Ova ürün yönünden oldukça zengindi; ortalık yemiş bahçeleriyle kaplıydı. Ama ovanın ardındaki dağlar çıplaktı ve toprak rengindeydi. Arada sırada dağlarda çarpışmalar oluyordu; geceleri ise top ateşlerinin parıltılarını görüyorduk. Karanlıkta şimşek gibi çakarlardı. Ama geceler serindi, fırtına kopacağı da yoktu.

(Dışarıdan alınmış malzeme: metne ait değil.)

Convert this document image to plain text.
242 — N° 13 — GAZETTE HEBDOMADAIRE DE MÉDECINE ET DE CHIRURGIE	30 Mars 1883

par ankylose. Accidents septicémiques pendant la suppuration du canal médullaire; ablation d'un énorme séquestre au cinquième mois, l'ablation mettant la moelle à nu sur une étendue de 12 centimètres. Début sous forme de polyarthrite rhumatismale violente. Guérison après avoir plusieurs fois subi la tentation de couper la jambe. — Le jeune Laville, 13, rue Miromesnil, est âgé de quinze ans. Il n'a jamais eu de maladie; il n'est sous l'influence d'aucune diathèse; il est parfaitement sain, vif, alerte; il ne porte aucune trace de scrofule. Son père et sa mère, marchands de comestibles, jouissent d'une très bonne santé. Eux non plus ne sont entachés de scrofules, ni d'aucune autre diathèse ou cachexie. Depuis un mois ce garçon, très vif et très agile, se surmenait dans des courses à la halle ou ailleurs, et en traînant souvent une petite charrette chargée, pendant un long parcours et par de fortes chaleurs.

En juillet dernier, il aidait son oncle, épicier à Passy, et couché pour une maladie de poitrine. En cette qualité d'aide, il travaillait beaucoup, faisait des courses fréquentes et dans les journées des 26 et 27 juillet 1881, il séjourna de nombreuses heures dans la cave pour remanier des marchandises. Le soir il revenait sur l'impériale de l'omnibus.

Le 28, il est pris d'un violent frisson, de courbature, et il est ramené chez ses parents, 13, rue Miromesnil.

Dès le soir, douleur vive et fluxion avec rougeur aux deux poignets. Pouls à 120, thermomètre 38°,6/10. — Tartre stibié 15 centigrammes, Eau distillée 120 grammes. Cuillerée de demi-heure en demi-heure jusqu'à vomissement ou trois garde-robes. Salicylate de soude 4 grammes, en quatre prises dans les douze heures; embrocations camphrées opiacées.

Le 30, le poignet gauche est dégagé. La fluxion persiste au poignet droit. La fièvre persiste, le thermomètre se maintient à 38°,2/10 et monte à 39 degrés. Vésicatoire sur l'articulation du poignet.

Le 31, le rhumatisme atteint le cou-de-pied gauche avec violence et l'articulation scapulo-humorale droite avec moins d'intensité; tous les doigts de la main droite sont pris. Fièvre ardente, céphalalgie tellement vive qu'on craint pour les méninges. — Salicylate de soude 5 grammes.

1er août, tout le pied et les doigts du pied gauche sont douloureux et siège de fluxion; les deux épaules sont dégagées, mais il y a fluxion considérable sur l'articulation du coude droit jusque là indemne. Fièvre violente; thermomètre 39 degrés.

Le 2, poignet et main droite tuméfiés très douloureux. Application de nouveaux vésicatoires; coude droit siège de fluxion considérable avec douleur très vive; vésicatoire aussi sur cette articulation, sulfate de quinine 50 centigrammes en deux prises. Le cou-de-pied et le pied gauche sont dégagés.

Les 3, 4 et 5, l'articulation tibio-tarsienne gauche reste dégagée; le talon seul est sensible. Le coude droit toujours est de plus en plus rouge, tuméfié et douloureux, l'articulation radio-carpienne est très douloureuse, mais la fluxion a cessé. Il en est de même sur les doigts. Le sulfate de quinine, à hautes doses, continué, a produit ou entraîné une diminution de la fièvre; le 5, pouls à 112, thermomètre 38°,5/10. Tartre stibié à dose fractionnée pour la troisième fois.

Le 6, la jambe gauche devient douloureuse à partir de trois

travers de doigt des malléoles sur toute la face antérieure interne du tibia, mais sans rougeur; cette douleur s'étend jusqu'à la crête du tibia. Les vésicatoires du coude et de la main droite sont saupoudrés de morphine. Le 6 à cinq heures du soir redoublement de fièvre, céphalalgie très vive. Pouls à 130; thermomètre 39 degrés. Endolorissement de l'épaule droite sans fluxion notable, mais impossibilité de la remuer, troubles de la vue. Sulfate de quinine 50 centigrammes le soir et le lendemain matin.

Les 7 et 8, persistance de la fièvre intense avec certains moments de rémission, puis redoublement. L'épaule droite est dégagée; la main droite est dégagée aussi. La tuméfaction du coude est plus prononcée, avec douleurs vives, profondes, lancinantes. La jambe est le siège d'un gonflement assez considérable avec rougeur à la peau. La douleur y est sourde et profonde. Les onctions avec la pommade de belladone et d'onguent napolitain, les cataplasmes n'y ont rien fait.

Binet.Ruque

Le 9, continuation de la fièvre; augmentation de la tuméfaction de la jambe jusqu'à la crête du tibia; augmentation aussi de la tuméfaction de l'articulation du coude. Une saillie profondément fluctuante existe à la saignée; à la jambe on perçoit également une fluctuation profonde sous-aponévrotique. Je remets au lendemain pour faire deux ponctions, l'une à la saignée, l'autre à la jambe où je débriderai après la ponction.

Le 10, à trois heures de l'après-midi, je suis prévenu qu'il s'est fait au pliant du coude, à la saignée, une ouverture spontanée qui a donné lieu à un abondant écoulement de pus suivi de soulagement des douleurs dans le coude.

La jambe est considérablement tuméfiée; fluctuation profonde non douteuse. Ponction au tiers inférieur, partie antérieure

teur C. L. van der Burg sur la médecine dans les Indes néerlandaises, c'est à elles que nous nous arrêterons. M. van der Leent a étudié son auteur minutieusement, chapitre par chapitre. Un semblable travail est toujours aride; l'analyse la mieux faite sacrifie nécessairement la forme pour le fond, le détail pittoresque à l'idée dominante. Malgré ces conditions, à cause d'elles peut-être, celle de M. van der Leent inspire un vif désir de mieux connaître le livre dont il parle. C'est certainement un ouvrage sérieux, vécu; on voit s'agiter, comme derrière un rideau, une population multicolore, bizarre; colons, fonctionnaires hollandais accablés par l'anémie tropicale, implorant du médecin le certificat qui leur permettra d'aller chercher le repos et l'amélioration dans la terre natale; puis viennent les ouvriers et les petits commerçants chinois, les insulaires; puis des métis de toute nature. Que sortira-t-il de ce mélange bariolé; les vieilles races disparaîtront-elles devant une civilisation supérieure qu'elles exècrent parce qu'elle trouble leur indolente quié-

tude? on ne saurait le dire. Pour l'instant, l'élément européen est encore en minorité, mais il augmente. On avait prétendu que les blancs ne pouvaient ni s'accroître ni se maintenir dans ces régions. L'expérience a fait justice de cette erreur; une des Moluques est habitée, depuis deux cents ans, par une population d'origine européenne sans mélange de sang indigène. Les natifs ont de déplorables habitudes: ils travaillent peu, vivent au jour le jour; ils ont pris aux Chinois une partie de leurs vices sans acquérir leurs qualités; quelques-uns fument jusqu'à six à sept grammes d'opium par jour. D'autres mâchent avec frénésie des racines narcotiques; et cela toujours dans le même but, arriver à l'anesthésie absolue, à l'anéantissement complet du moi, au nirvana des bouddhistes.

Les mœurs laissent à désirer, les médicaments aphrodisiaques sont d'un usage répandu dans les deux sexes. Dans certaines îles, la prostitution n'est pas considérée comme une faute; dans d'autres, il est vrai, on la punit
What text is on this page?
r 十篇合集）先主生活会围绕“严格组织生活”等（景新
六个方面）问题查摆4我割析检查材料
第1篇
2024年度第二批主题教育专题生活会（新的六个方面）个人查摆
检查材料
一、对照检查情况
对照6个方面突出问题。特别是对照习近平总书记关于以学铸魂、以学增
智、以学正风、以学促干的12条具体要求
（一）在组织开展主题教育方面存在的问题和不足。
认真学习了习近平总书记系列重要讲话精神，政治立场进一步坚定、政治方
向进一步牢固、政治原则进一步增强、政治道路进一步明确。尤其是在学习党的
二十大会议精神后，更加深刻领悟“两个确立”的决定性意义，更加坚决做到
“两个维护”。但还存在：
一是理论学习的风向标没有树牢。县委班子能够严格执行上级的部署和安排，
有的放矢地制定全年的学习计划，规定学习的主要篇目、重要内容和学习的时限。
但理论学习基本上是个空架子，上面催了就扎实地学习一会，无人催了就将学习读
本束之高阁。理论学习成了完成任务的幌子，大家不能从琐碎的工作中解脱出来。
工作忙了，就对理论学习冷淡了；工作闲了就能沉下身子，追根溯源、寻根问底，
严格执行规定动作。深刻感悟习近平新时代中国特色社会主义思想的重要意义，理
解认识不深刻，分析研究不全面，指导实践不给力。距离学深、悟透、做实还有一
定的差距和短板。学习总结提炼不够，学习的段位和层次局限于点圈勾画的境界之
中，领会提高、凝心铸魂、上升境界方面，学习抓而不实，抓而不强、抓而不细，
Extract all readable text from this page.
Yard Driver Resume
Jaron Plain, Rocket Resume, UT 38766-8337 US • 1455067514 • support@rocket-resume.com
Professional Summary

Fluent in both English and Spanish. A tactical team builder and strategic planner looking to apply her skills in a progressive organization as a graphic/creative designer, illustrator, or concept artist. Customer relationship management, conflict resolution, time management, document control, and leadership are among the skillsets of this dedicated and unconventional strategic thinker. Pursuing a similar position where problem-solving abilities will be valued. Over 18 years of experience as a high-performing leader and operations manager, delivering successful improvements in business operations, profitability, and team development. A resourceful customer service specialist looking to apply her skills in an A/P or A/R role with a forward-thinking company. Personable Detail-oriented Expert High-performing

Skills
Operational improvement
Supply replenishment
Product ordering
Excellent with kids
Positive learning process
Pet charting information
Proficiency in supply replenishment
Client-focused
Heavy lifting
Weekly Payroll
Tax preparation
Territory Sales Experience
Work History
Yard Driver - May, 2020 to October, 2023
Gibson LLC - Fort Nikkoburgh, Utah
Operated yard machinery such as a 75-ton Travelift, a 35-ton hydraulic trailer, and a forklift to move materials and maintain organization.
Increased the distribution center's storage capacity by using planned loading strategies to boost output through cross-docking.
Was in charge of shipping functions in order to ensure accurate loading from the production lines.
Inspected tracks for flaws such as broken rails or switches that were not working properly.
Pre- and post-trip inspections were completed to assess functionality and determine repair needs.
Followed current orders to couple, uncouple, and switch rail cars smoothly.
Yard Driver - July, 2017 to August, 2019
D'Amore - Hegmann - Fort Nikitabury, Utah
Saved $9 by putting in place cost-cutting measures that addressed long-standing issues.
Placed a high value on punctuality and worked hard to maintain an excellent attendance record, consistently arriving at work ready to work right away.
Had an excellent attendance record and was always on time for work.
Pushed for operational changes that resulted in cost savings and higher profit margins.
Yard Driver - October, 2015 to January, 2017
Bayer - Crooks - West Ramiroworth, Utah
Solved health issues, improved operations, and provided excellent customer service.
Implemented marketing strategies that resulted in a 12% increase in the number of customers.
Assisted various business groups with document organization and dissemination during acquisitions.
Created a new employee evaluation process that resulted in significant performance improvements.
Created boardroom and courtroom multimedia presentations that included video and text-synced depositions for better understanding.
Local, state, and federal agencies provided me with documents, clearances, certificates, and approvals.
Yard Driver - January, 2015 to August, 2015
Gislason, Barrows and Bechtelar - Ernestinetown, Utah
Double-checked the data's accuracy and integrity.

Arasıra karanlıkta pencerelerin altında top arabalarıyla geçen askerleri duyardık. Yoğun bir gidişgeliş vardı geceleri. Heybeleri cephaneyle dolu katırların, insan taşıyan kamyonların sonu gelmezdi; üstleri yelken beziyle örtülü kamyonlar ise daha yavaş giderdi. Ayrıca büyük toplar vardı; traktörlere takılmış bir durumda, özellikle gündüzleri görürdük bunları. Uzun namluları yeşil dal ve yapraklarla kaplanmış bu top arabalarının üzerleri asmalarla kaplıydı. Kuzeyde, vadinin ötesinde bir kestane ormanının arkasından ırmağın bu yakasında bir dağ görürdük. O dağda kimi zaman çarpışmalar olurdu ama pek başarı elde edilemezdi. Sonbahar gelince yağmurlar başlar, ağaçların yaprakları dökülürdü. Dallar çırılçıplak alçalınca ağaçların gövdeleri yağmur sularından kararırdı. Sonbaharla birlikte bağların da verimi düştü, asmalar kurudu. Irmağın üzerinde sis, dağın üzerinde ise bulutlar vardı. Geçen kamyonlar çamur sıçratıyor; askerlerin pelerinleri kirleniyordu. Artık tüfekleri de ıslanmıştı. Pelerinlerinin altında, palaskalarının önüne tutturulmuş 6,5'luk iki fişek kutusu vardı. Askerlerin karınlarındaki şişkinlik, altı aylık gebe kadın havası veriyordu onlara.
Hızla geçen küçük gri renkli otomobiller de vardı; genellikle önde şoförün yanında bir subay, arkada ise yine görevli subaylar bulunuyordu. Kamyonlardan daha çok çamur sıçratırdı bu arabalar.
Arkada oturan iki generalin arasındaki ufak tefek subayın yüzü pek gözükmezdi; yalnız kasketini ve sırtını görebilirdiniz. Belki de bu Kral idi. Udine'de oturan Kral işleri denetlemek üzere her gün bu yoldan geçerdi; nedense işler de hep kötü giderdi.
Kışın başlangıcında sürekli yağmurlarla birlikte kolera da başgösterdi. Yedi bin askerin ölümünden sonra salgın güçlükle önlenebildi.